Barry, panggilan masa kecil Obama merupakan bocah keturunan afrika amerika. Ia dilahirkan di Honolulu, Hawaii pada tnggal 4 Agustus 1961 dari pasangan Barrack Obama, Sr. seorang pria keturunan Kenya, dan Ann Dunham seorang wanita keturunan Amerika. Saat berusia 2 tahun orang tua Barry bercerai. Ia pun ikut dengan ibunya yang kemudian menikah lagi dengan pria Indonesia bernama Lolo Soetoro. Ayah tiri barry itu kemudian membawa keluarganya pindah ke Jakarta. Selama lima tahun Barry tinggal di daerah Menteng Dalam Jakarta. Lolo adalah Tentara berpangkat letnan yang bertugas di Direktorat Jenderal Topografi TNI AD.

Dalam buku biografinya The Audatcity of Hope, Barry sedikit bercerita tentang masa kecilnya, “keluarga kami tidak berkecukupan pada tahun-tahun awal itu, karena angkata bersenjata Indonesia tidak membayar para letnannya dengan gaji besar. Kami tinggal di sebuah rumah sederhana, di pinggiran kota, tanpa pendingin udara, kulkas atau toilet siram. Kami tidak punya mobil. Ayah tiri saya mengendarai sepeda motor, sementara ibu saya naik bus umum setiap pagi ke kedutaan AS, tempatnya bekerja sebagai guru bahasa Inggris.”

Selama di Jakarta barry bersekolah di SDK Fransiscus Asisia selama 3 tahun dan kemudian pindah ke SD Negeri Menteng 01 Besuki. Pada masa awal sekolahnya di Jakarta, ia sedikit mengalami kesulitan karena sulit untuk berbahasa Indonesia,”nilai bahasa Indonesianya 5. Setelah 4 ampai 5 bulan, Barry baru bisa bisa mengikuti pelajaran itu.” Ucap Isaella Darmawan, guru kelas 1 Barry di SDK Fransiskus Asisia. Sewaktu kecil Barry sering di ledek oleh teman-temannya karena badannya yang tinggi besar dan berambut keriting. Namun, bakat kepemimpinannya memang sudah terlihat sejak kecil. Teman-temannya sering mengikutinya untuk diajak bermain. Permainan yang sering dimainkannya pada waktu kecil adalah petak umpet. Ia melakukannya saat jam istirahat sekolah bersama dengan teman satu kelasnya.

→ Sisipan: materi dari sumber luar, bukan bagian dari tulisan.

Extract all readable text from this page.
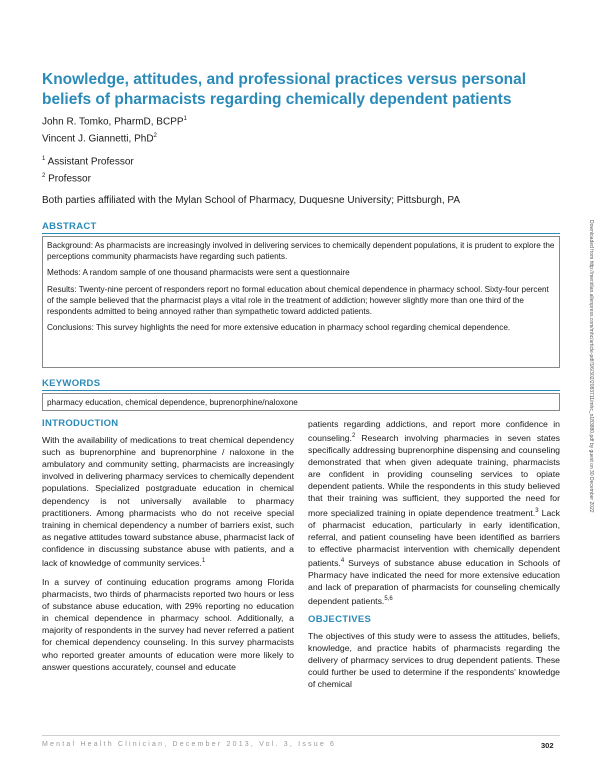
Knowledge, attitudes, and professional practices versus personal beliefs of pharmacists regarding chemically dependent patients
John R. Tomko, PharmD, BCPP$^1$
Vincent J. Giannetti, PhD$^2$
$^1$ Assistant Professor
$^2$ Professor
Both parties affiliated with the Mylan School of Pharmacy, Duquesne University; Pittsburgh, PA
ABSTRACT

Background: As pharmacists are increasingly involved in delivering services to chemically dependent populations, it is prudent to explore the perceptions community pharmacists have regarding such patients.

Methods: A random sample of one thousand pharmacists were sent a questionnaire

Results: Twenty-nine percent of responders report no formal education about chemical dependence in pharmacy school. Sixty-four percent of the sample believed that the pharmacist plays a vital role in the treatment of addiction; however slightly more than one third of the respondents admitted to being annoyed rather than sympathetic toward addicted patients.

Conclusions: This survey highlights the need for more extensive education in pharmacy school regarding chemical dependence.

KEYWORDS
pharmacy education, chemical dependence, buprenorphine/naloxone
INTRODUCTION

With the availability of medications to treat chemical dependency such as buprenorphine and buprenorphine / naloxone in the ambulatory and community setting, pharmacists are increasingly involved in delivering pharmacy services to chemically dependent populations. Specialized postgraduate education in chemical dependency is not universally available to pharmacy practitioners. Among pharmacists who do not receive special training in chemical dependency a number of barriers exist, such as negative attitudes toward substance abuse, pharmacist lack of confidence in discussing substance abuse with patients, and a lack of knowledge of community services.$^1$

In a survey of continuing education programs among Florida pharmacists, two thirds of pharmacists reported two hours or less of substance abuse education, with 29% reporting no education in chemical dependence in pharmacy school. Additionally, a majority of respondents in the survey had never referred a patient for chemical dependency counseling. In this survey pharmacists who reported greater amounts of education were more likely to answer questions accurately, counsel and educate

patients regarding addictions, and report more confidence in counseling.$^2$ Research involving pharmacies in seven states specifically addressing buprenorphine dispensing and counseling demonstrated that when given adequate training, pharmacists are confident in providing counseling services to opiate dependent patients. While the respondents in this study believed that their training was sufficient, they supported the need for more specialized training in opiate dependence treatment.$^3$ Lack of pharmacist education, particularly in early identification, referral, and patient counseling have been identified as barriers to effective pharmacist intervention with chemically dependent patients.$^4$ Surveys of substance abuse education in Schools of Pharmacy have indicated the need for more extensive education and lack of preparation of pharmacists for counseling chemically dependent patients.$^{5,6}$

OBJECTIVES

The objectives of this study were to assess the attitudes, beliefs, knowledge, and practice habits of pharmacists regarding the delivery of pharmacy services to drug dependent patients. These could further be used to determine if the respondents' knowledge of chemical

Downloaded from http://meridian.allenpress.com/mhc/article-pdf/3/6/302/2083711/mhc_n183880.pdf by guest on 30 December 2022
Mental Health Clinician, December 2013, Vol. 3, Issue 6	302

Di lingkungan sekolahnya ia termasuk anak yang rajin dan pandai matematika. Teman-teman sekolahnya sering bercerita bahwa ketika di kelas Barry sering maju secara sukarela untuk menghapus papan tulis. Barry merupakan anak yang supel. Ia bermain dengan siapa pun dan tidak memandang strata ekonomi. “Saya bersekolah di sekolah-sekolah Indonesia dan bergaul dengan anak-anak petani, pelayan, penjahit, dan juru tulis.” Ujar Obama di salah satu bukunya.

Ketika pulang sekolah, Barry sering main ke rumah temannya. Salah satunya adalah Yunaldi Askiar. Rumah yunaldi berada di RT 10 RW 15 daerah Menteng dalam, hanya berbeda satu RT dengan Barry yang tinggal di RT 11. Mereka pertama kali berkenalan saat Johny bersiap untuk berangkat shalat jumat tertawa melihat Barry yang tampak lucu saat memakai sarung. Barry sering memiliki banyak koleksi pistol mainan. Ia sering membawanya untuk bermain. Bahkan Johny pernah di beri satu buah koleksinya tersebut.

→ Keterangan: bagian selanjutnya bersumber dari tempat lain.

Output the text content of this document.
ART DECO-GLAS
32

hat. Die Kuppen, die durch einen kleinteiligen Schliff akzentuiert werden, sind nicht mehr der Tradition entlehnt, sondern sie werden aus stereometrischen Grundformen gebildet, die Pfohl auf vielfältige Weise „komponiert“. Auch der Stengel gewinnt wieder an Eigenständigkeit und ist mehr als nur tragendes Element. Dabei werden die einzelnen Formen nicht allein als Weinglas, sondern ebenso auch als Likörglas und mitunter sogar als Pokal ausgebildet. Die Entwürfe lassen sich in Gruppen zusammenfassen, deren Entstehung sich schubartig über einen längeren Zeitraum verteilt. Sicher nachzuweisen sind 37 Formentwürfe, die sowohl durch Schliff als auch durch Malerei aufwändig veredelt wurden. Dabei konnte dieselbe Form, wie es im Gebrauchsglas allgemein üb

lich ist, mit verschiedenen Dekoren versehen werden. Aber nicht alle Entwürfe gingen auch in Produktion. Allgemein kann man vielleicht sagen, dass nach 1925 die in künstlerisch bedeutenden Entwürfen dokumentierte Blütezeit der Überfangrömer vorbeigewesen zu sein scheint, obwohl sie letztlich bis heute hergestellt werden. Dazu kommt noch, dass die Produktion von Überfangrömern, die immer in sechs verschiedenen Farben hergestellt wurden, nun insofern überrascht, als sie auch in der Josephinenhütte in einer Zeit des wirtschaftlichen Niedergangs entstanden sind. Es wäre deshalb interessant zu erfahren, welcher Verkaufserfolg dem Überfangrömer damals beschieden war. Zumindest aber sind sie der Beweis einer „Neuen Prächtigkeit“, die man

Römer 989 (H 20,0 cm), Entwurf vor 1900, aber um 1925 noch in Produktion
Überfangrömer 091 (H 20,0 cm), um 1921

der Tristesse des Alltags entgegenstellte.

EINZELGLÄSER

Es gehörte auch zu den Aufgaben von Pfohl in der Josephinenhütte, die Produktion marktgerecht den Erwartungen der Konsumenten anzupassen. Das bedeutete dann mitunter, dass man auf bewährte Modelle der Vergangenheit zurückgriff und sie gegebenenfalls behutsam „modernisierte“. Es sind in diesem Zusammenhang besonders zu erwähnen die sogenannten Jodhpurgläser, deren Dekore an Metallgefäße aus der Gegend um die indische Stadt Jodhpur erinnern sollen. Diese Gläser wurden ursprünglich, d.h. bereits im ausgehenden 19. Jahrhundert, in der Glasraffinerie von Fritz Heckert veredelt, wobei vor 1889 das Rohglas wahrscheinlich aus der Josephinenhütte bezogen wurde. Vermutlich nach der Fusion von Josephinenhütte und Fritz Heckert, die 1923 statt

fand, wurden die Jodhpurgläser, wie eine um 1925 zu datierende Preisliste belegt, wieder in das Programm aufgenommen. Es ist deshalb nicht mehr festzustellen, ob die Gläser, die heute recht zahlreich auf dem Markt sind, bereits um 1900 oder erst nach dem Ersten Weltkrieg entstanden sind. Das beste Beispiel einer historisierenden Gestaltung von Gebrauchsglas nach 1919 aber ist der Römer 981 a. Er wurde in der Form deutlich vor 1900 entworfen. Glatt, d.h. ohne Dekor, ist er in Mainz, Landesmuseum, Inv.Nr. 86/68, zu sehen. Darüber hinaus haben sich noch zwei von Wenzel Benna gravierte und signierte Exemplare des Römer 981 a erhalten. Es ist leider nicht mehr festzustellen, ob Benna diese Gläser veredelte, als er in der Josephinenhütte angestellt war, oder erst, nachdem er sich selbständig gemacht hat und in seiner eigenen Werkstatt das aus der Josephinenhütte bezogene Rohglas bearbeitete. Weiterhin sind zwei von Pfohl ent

Rumah Barry berbentuk arsitektur Belanda dengan halaman yang cukup luas. Di dalam rumahnya banyak terdapat hiasan-hiasan khas dari suku pedalaman, mungkin barang-barang tersebut merupakan koleksi ibunya yangmerupakan seorang antropolog. Ayah Tiri Barry, Lolo Soetoro juga memiliki beberapa hewan peliharaan seperti Monyet, Ular, Biawak. Barry sendiri lebih menyukai untuk memelihara seekor kura-kura yang ia taruh di kolam rumahnya.

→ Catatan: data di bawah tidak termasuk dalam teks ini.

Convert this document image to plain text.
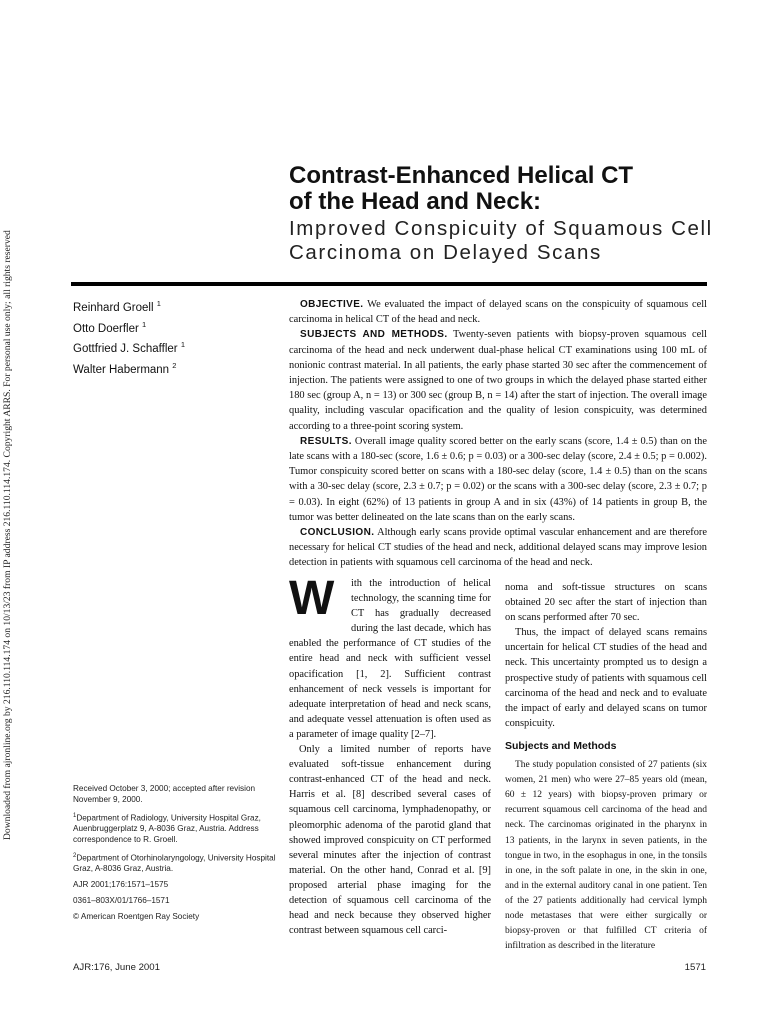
Downloaded from ajronline.org by 216.110.114.174 on 10/13/23 from IP address 216.110.114.174. Copyright ARRS. For personal use only; all rights reserved
Contrast-Enhanced Helical CT
of the Head and Neck:
Improved Conspicuity of Squamous Cell
Carcinoma on Delayed Scans
Reinhard Groell $^1$
Otto Doerfler $^1$
Gottfried J. Schaffler $^1$
Walter Habermann $^2$

OBJECTIVE. We evaluated the impact of delayed scans on the conspicuity of squamous cell carcinoma in helical CT of the head and neck.

SUBJECTS AND METHODS. Twenty-seven patients with biopsy-proven squamous cell carcinoma of the head and neck underwent dual-phase helical CT examinations using 100 mL of nonionic contrast material. In all patients, the early phase started 30 sec after the commencement of injection. The patients were assigned to one of two groups in which the delayed phase started either 180 sec (group A, n = 13) or 300 sec (group B, n = 14) after the start of injection. The overall image quality, including vascular opacification and the quality of lesion conspicuity, was determined according to a three-point scoring system.

RESULTS. Overall image quality scored better on the early scans (score, 1.4 ± 0.5) than on the late scans with a 180-sec (score, 1.6 ± 0.6; p = 0.03) or a 300-sec delay (score, 2.4 ± 0.5; p = 0.002). Tumor conspicuity scored better on scans with a 180-sec delay (score, 1.4 ± 0.5) than on the scans with a 30-sec delay (score, 2.3 ± 0.7; p = 0.02) or the scans with a 300-sec delay (score, 2.3 ± 0.7; p = 0.03). In eight (62%) of 13 patients in group A and in six (43%) of 14 patients in group B, the tumor was better delineated on the late scans than on the early scans.

CONCLUSION. Although early scans provide optimal vascular enhancement and are therefore necessary for helical CT studies of the head and neck, additional delayed scans may improve lesion detection in patients with squamous cell carcinoma of the head and neck.

Received October 3, 2000; accepted after revision November 9, 2000.

$^1$Department of Radiology, University Hospital Graz, Auenbruggerplatz 9, A-8036 Graz, Austria. Address correspondence to R. Groell.

$^2$Department of Otorhinolaryngology, University Hospital Graz, A-8036 Graz, Austria.

AJR 2001;176:1571–1575

0361–803X/01/1766–1571

© American Roentgen Ray Society

W	ith the introduction of helical technology, the scanning time for CT has gradually decreased during the last decade, which has enabled the performance of CT studies of the entire head and neck with sufficient vessel opacification [1, 2]. Sufficient contrast enhancement of neck vessels is important for adequate interpretation of head and neck scans, and adequate vessel attenuation is often used as a parameter of image quality [2–7].

Only a limited number of reports have evaluated soft-tissue enhancement during contrast-enhanced CT of the head and neck. Harris et al. [8] described several cases of squamous cell carcinoma, lymphadenopathy, or pleomorphic adenoma of the parotid gland that showed improved conspicuity on CT performed several minutes after the injection of contrast material. On the other hand, Conrad et al. [9] proposed arterial phase imaging for the detection of squamous cell carcinoma of the head and neck because they observed higher contrast between squamous cell carci-

noma and soft-tissue structures on scans obtained 20 sec after the start of injection than on scans performed after 70 sec.

Thus, the impact of delayed scans remains uncertain for helical CT studies of the head and neck. This uncertainty prompted us to design a prospective study of patients with squamous cell carcinoma of the head and neck and to evaluate the impact of early and delayed scans on tumor conspicuity.

Subjects and Methods

The study population consisted of 27 patients (six women, 21 men) who were 27–85 years old (mean, 60 ± 12 years) with biopsy-proven primary or recurrent squamous cell carcinoma of the head and neck. The carcinomas originated in the pharynx in 13 patients, in the larynx in seven patients, in the tongue in two, in the esophagus in one, in the tonsils in one, in the soft palate in one, in the skin in one, and in the external auditory canal in one patient. Ten of the 27 patients additionally had cervical lymph node metastases that were either surgically or biopsy-proven or that fulfilled CT criteria of infiltration as described in the literature

AJR:176, June 2001	1571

Lolo Soetoro dan Ann Dunham cukup disiplin dalam membentuk Barry. Namun mereka tidak pernah melarang Barry bergaul dengan siapa saja. Itu terlihat karena sosok Barry cukup dikenal oleh semua warga kampong di sekitar rumahnya. Bahkan Barry pun sering bermain ke tempat tempat tetangganya dan makan di sana “Makanan favoritnya rendang”. Kata Yunaldi Askiar. Orangtua mereka tidak mengajarkan sesuatu yang ekstrim terhadap Barry, bahkan cenderung moderat. Oleh karena itu, banyak teman-teman Barry masa kecil yang berpendapat bahwa kepribadian Barry yang rendah hati dan supel tersebut banyak terbentuk ketika ia tinggal di Jakarta dengan kondisi masyarakat yang heterogen.

Harapan orang-orang terdekatnya kelak bila Barrack Husein Obama terpilih menjadi Presiden Amerika Serikat Ke-44 agar tidak melupakan kenangan masa kecilnya di Indonesia dan dapat berkunjung membangun kembali sekolahnya di SDK Fransiscus Asisia maupun SD Negeri Menteng 01 Besuki.